A total of 4333 new dialysis patients were included in the survey. At the first visit to the dialysis centre, 68% of the patients had a haemoglobin (Hb) concentration < or = 11.0 g/dl; Hb concentration was positively correlated with creatinine clearance rate (r = 0.43, P < 0.01). Patients who received epoetin had a mean Hb concentration of 8.8 g/dl at the start of epoetin treatment, and 96% of these patients had an Hb concentration < or = 11.0 g/dl. Only 26.5% of the patients received epoetin before dialysis. The length of time under the care of a nephrologist was associated with meeting the European Best Practice Guidelines (EBPG) target Hb concentration, as well as receiving epoetin.
Few pre-dialysis patients met the EBPG target for Hb concentration, despite regular nephrology care.
透析前贫血管理调查(PRESAM)旨在评估在血液透析或腹膜透析前12个月内给予透析前患者的护理情况,重点是贫血管理。
对于这项流行病学研究,对1999年8月1日至2000年4月6日开始进行血液透析或腹膜透析的患者进行了回顾性病历审查。
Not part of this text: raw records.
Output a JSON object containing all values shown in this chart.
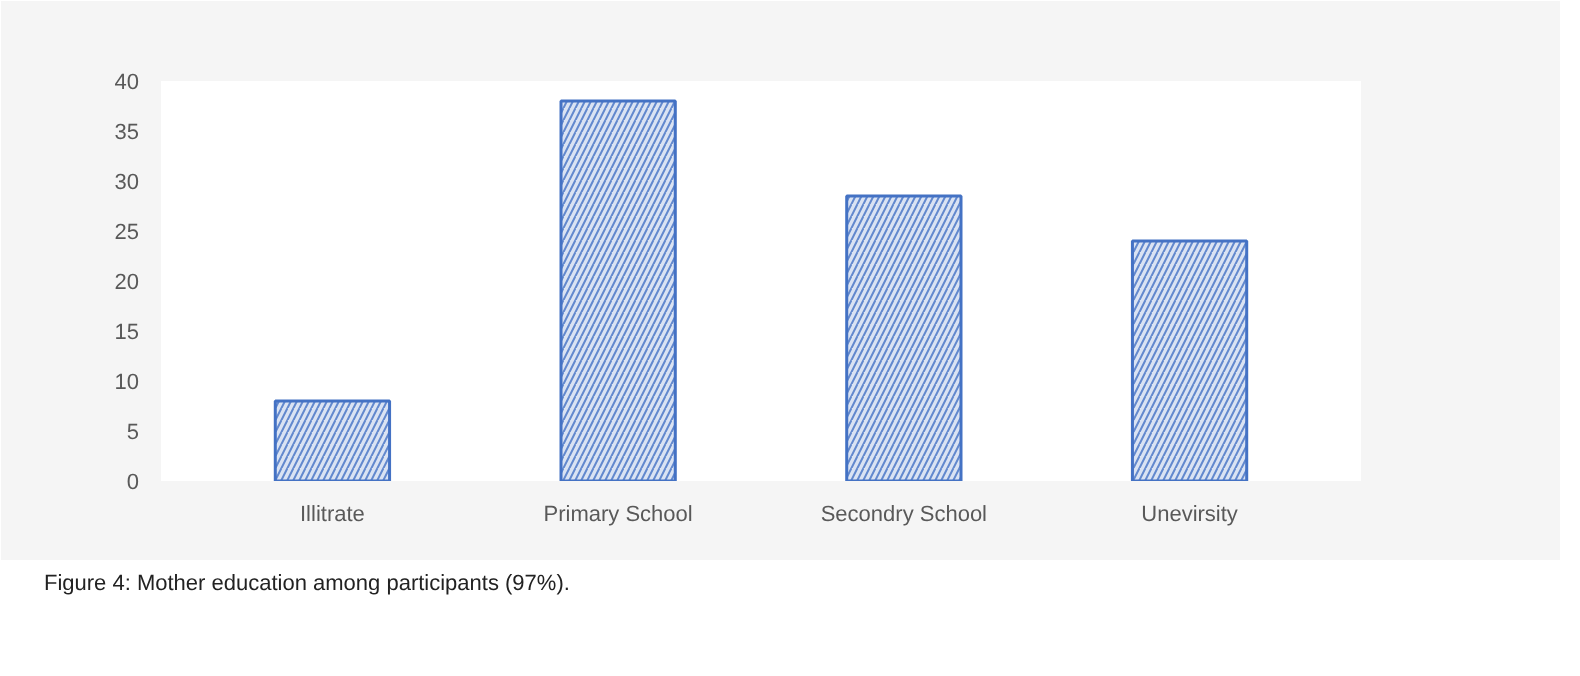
{
  "chart_data": {
    "type": "bar",
    "categories": [
      "Illitrate",
      "Primary School",
      "Secondry School",
      "Unevirsity"
    ],
    "values": [
      8,
      38,
      28.5,
      24
    ],
    "color": "#4472c4",
    "ylim": [
      0,
      40
    ],
    "yticks": [
      0,
      5,
      10,
      15,
      20,
      25,
      30,
      35,
      40
    ],
    "grid": false,
    "annotations": [
      "Figure 4: Mother education among participants (97%)."
    ]
  }
}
纳入了所有进入21个欧洲国家、以色列或南非的779个参与中心之一的成年患者,但仅在急性发作期间接受透析的患者除外。除人口统计学特征外,该研究还检查了贫血的患病率、贫血管理情况,包括铁补充剂和促红细胞生成素的使用、转诊至透析中心的来源、合并症和主要临床事件。
共有4333名新透析患者纳入调查。在首次就诊于透析中心时,68%的患者血红蛋白(Hb)浓度≤11.0 g/dl;Hb浓度与肌酐清除率呈正相关(r = 0.43,P < 0.01)。接受促红细胞生成素治疗的患者在开始促红细胞生成素治疗时的平均Hb浓度为8.8 g/dl,其中96%的患者Hb浓度≤11.0 g/dl。只有26.5%的患者在透析前接受了促红细胞生成素治疗。肾病专家护理的时间长短与达到欧洲最佳实践指南(EBPG)的目标Hb浓度以及接受促红细胞生成素治疗有关。
尽管接受了定期的肾病护理,但很少有透析前患者达到EBPG的Hb浓度目标。